Pengusaha Asal China dan Singapore, Survai Budidaya Perikanan Balad Grup di Situbondo dan Kangen

BeritaNasional.ID – SITUBONDO JATIM – Dua Pengusaha dari Negara China dan Singapore melakukan survai ke Hatchery, Gudang Pembuatan Kerambah dan lokasi pembenihan milik Balad Grup di Desa Gelung, Kecamatan Panarukan, Kabupaten Situbondo, Jawa Timur. Dan mereka siap membeli Benih Bening Lobster (BBL) dan Hasil Budidaya Lobster, Kerapu, Kerang, Teripang, Anggur Laut, Rumput Laut dan Udang Kipas (LOKETARU) milik PT Bandar Laut Dunia (Balad Grup), Senin (17/02/2025).
Kedatangan pengusaha asal China sebanyak 8 orang dan pengusaha asal Singapore sebanyak 5 orang ke Kabupaten Situbondo tersebut, disambut langsung oleh Owner Balad Grup, HRM Khalilur R Abdullah Sahlawiy dan para direktur serta direksi Balad Grup. “Para pengusaha tersebut melakukan survai ke Hatchery, Gudang Pembuatan Kerambah dan lokasi pembenihan milik Balad Group,” jelas HRM Khalilur R Abdullah Sahlawiy.
Tak hanya itu yang disampaikan Cicit Pangeran Kanduruhan Raja Sumenep, namun dia menegaskan bahwa seluruh biaya dan akomudasi 8 pengusaha dari China dan 5 pengusaha dari Singapore di tanggung oleh dirinya.
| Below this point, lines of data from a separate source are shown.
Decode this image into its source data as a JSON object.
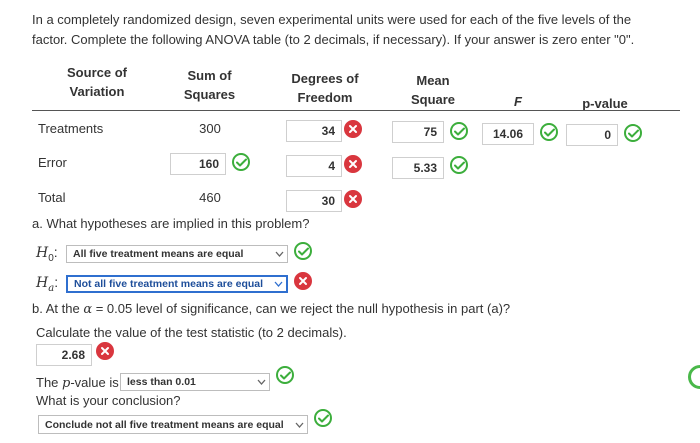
{
  "intro": "In a completely randomized design, seven experimental units were used for each of the five levels of the factor. Complete the following ANOVA table (to 2 decimals, if necessary). If your answer is zero enter \"0\".",
  "headers": {
    "source_line1": "Source of",
    "source_line2": "Variation",
    "ss_line1": "Sum of",
    "ss_line2": "Squares",
    "df_line1": "Degrees of",
    "df_line2": "Freedom",
    "ms_line1": "Mean",
    "ms_line2": "Square",
    "f": "F",
    "p": "p-value"
  },
  "rows": {
    "treatments": {
      "label": "Treatments",
      "ss": "300",
      "df": "34",
      "df_status": "incorrect",
      "ms": "75",
      "ms_status": "correct",
      "f": "14.06",
      "f_status": "correct",
      "p": "0",
      "p_status": "correct"
    },
    "error": {
      "label": "Error",
      "ss": "160",
      "ss_status": "correct",
      "df": "4",
      "df_status": "incorrect",
      "ms": "5.33",
      "ms_status": "correct"
    },
    "total": {
      "label": "Total",
      "ss": "460",
      "df": "30",
      "df_status": "incorrect"
    }
  },
  "part_a": {
    "question": "a. What hypotheses are implied in this problem?",
    "h0_symbol": "H",
    "h0_sub": "0",
    "h0_value": "All five treatment means are equal",
    "h0_status": "correct",
    "ha_symbol": "H",
    "ha_sub": "a",
    "ha_value": "Not all five treatment means are equal",
    "ha_status": "incorrect"
  },
  "part_b": {
    "question_pre": "b. At the ",
    "alpha": "α",
    "question_post": " = 0.05 level of significance, can we reject the null hypothesis in part (a)?",
    "calc_prompt": "Calculate the value of the test statistic (to 2 decimals).",
    "test_stat": "2.68",
    "test_stat_status": "incorrect",
    "pvalue_pre": "The ",
    "pvalue_p": "p",
    "pvalue_post": "-value is",
    "pvalue_value": "less than 0.01",
    "pvalue_status": "correct",
    "conclusion_prompt": "What is your conclusion?",
    "conclusion_value": "Conclude not all five treatment means are equal",
    "conclusion_status": "correct"
  },
  "colors": {
    "correct": "#3cae3c",
    "incorrect": "#d9363e",
    "selected_border": "#2f6fcf"
  },
  "icons": {
    "correct": "checkmark-icon",
    "incorrect": "x-icon",
    "dropdown": "chevron-down-icon"
  }
}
“Hari ini kedatangan 8 pengusaha dari China dan 5 pengusaha dari Singapura, Saya undang untuk melihat langsung progres budidaya lobster di Situbondo dan Teluk Kangean Sumenep. Biar mereka tahu bahwa cicit Ken Arok bukan pengusaha Indonesia sembarangan, yang hanya jual omongan tanpa bukti seperti pengusaha lainnya,” tegas Haji Lilur, panggilan akrab HRM Khalilur R Abdullah Sahlawiy.
Tidak hanya itu yang disampaikan, Haji Lilur, tapi dia juga menjelaskan bahwa Balad Grup sudah menyediakan kurang lebih 50 kotak keramba sudah dipersiapkan untuk ditebar 12500 bibit bening lobster (BBL) di Teluk Kangean, Sumenep, Madura.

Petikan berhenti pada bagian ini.